Активность иронии характерна для торжествующей рациональности XVIII века. Творчество Вольтера и Д. Дидро, А. Шефстбери и Л. Стерна, Д. Дефо и Д. Свифта, И. Канта и И. Гете «насквозь пронизано иронией, которая выступает в самых разных функциях: либо как средство социально-политической критики, сближаясь с сатирой; либо в качестве оружия свободного ума, стремящегося освободиться от церковного догматизма; либо как способ самоконтроля и самоограничения всемогущего разума»26. Последнее, как отмечает А. Гулыга, наиболее примечательно для творчества Канта: «Этот замечательный муж действовал с плутовской иронией, когда он то как будто старался самым тесным образом ограничить познавательную способность, то как бы намекал на выход за пределы тех границ, которые он сам провел»27.

Мысль об иронии как ограничителе и автоцензуре узнаваема и в гетевской идее «Entsagung» — «добровольного отречения от собственной потенциальной бесконечности и полусерьезной игры со своими интеллектуальными возможностями ради серьезного, целенаправленного развития личности»28. Вероятно, ирония должна сопровождать разум в его поисках абсолютного и постоянно напоминать о его действительных задачах и возможностях.

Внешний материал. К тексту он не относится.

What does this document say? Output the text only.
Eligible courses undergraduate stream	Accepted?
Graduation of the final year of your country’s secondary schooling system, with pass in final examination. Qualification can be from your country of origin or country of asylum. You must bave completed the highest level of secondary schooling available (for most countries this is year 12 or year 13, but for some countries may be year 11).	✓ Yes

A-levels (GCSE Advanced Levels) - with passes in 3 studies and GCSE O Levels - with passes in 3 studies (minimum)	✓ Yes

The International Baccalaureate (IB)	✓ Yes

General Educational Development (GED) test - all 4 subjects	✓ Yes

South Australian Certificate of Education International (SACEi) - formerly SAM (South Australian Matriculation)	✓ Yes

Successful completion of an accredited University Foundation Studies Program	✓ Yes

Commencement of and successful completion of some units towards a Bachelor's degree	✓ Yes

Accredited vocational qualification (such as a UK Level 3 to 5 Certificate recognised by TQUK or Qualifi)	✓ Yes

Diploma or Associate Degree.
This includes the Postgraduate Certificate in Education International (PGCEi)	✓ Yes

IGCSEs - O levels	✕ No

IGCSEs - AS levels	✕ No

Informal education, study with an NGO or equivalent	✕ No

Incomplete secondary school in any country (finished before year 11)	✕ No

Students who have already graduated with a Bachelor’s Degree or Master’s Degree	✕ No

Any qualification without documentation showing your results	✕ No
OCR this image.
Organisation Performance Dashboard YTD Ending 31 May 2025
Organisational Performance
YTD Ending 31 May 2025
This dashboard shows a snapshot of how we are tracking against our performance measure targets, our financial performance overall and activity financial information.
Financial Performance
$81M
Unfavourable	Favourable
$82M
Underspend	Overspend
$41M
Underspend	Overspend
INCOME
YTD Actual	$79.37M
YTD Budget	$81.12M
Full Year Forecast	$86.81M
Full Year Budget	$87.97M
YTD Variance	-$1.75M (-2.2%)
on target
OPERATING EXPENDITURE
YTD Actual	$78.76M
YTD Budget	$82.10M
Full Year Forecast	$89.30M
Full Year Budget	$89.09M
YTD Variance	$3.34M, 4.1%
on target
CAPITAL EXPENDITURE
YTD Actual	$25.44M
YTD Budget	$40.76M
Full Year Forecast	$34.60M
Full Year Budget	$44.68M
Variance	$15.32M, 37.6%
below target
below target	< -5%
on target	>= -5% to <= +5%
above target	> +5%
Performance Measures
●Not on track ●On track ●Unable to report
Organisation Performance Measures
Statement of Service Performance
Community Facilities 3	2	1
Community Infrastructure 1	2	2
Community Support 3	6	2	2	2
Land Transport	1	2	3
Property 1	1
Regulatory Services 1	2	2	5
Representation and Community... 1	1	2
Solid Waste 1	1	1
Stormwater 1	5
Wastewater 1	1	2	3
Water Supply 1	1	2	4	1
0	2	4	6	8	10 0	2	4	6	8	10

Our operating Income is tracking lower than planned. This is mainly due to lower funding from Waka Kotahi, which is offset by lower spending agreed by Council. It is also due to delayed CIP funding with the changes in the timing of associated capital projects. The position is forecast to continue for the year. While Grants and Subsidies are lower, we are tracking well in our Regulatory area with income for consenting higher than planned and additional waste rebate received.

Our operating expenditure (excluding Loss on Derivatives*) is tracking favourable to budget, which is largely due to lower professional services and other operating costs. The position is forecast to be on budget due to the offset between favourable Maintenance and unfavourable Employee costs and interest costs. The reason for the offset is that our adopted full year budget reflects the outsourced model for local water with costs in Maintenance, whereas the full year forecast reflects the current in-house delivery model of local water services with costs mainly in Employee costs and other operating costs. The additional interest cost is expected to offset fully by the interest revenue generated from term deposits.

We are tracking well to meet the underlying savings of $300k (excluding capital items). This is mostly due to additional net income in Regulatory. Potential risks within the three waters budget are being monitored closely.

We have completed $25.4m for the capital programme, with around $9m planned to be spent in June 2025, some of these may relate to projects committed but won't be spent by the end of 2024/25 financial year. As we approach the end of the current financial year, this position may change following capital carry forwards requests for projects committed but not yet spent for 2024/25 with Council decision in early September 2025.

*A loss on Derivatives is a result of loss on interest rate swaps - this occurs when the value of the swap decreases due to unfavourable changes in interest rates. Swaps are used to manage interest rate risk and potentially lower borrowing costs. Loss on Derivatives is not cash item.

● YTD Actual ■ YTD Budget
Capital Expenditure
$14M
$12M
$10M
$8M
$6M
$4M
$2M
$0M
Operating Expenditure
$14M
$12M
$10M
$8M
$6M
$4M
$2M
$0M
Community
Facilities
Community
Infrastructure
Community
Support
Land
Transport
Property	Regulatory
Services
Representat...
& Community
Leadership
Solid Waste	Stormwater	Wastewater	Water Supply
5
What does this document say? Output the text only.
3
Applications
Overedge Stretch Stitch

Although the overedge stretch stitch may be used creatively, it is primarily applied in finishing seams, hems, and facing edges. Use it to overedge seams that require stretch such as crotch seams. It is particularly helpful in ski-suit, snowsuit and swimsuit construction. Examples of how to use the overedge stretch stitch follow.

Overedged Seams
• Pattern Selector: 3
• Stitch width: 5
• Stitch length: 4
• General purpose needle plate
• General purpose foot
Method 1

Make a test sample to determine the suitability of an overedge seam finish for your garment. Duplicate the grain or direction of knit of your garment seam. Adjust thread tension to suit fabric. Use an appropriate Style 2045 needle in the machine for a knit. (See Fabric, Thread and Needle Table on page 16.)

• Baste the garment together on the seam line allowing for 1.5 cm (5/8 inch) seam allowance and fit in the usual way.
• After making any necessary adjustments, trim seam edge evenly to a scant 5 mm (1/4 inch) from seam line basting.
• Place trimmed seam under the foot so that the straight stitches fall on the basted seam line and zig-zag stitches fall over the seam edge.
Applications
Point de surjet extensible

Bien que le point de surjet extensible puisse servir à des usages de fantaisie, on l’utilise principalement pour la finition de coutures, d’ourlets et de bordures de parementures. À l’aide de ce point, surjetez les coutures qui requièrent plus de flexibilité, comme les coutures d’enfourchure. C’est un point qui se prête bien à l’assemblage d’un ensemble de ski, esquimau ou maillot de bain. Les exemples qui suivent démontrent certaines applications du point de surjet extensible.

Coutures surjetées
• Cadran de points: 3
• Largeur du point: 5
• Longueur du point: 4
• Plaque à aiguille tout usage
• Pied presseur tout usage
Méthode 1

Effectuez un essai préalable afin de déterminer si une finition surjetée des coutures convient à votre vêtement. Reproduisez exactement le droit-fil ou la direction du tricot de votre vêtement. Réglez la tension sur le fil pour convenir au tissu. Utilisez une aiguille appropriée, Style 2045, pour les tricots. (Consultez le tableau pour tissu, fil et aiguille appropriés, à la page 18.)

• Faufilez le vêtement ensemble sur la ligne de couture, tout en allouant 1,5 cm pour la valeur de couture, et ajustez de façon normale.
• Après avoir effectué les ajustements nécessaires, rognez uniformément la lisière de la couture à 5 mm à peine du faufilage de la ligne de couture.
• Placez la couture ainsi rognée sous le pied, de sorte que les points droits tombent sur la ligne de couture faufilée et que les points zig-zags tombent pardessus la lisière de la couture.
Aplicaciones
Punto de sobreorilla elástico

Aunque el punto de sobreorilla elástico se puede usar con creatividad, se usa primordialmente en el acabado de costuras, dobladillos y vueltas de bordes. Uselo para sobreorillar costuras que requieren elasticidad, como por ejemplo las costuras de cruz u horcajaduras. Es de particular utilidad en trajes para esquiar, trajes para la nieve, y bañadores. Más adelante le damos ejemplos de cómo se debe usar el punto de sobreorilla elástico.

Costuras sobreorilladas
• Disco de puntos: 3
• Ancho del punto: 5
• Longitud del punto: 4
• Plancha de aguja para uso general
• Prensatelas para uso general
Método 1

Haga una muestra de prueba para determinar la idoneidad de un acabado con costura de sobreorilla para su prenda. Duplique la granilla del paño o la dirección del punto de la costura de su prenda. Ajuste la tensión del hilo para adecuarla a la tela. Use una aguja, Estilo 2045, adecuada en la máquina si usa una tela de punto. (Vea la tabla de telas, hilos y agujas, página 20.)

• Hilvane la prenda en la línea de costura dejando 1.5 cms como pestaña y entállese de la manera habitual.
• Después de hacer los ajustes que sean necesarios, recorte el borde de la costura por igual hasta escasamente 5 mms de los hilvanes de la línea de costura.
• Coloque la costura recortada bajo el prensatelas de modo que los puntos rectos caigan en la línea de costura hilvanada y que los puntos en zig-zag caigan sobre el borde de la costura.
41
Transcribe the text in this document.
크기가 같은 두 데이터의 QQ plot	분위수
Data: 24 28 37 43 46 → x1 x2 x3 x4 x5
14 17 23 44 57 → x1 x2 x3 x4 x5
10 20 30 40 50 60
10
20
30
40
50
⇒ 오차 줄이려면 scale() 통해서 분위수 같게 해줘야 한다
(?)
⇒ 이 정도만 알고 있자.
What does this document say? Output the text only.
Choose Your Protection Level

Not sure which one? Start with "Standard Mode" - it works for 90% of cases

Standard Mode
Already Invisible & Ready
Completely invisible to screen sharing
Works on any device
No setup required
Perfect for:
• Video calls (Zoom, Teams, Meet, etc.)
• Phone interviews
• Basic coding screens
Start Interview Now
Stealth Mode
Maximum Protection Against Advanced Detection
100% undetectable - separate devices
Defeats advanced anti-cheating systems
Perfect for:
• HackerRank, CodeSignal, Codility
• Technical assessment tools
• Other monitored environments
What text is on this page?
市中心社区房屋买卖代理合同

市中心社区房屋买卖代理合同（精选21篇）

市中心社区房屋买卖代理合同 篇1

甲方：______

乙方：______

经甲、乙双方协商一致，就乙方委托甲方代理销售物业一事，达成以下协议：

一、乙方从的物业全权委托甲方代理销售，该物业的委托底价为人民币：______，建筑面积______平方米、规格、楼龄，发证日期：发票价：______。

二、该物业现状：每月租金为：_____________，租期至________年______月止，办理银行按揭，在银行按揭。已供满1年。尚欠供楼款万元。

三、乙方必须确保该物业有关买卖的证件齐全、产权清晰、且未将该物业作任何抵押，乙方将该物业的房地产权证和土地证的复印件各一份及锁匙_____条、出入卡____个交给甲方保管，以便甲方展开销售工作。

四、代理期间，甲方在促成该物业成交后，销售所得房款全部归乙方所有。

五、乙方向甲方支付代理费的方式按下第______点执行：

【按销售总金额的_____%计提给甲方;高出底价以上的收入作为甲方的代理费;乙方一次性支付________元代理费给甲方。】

На рубеже XVIII—XIX веков в Германии возникло мощное интеллектуальное движение, в значительной мере определившее пути развития европейской философии и литературы, — романтизм. Одним из его открытий стала знаменитая романтическая ирония.

Для романтиков ирония — не просто язвительная насмешка, в том или другом случае могущая быть и могущая не быть, — отмечает А. Лосев29. Она касается всего: и поэзии, и философии. «Ирония — считает Ф. Шлегель, — есть универсальное чувство действительности»30. В ней — «наилучшее противоядие для мысли, больной догматизмом, потому что смех раскрывает множественность значений там, где догматик допускает только один смысл. Развивая эту аргументацию, романтизм усматривал в иронии наивысшее достоинство творческого человека. При этом ироничной оказывается любая художественная деятельность, в искусстве всегда используются определённые знаки, слова, звуки, чтобы «сказать другое», подсказать скрытые значения»31.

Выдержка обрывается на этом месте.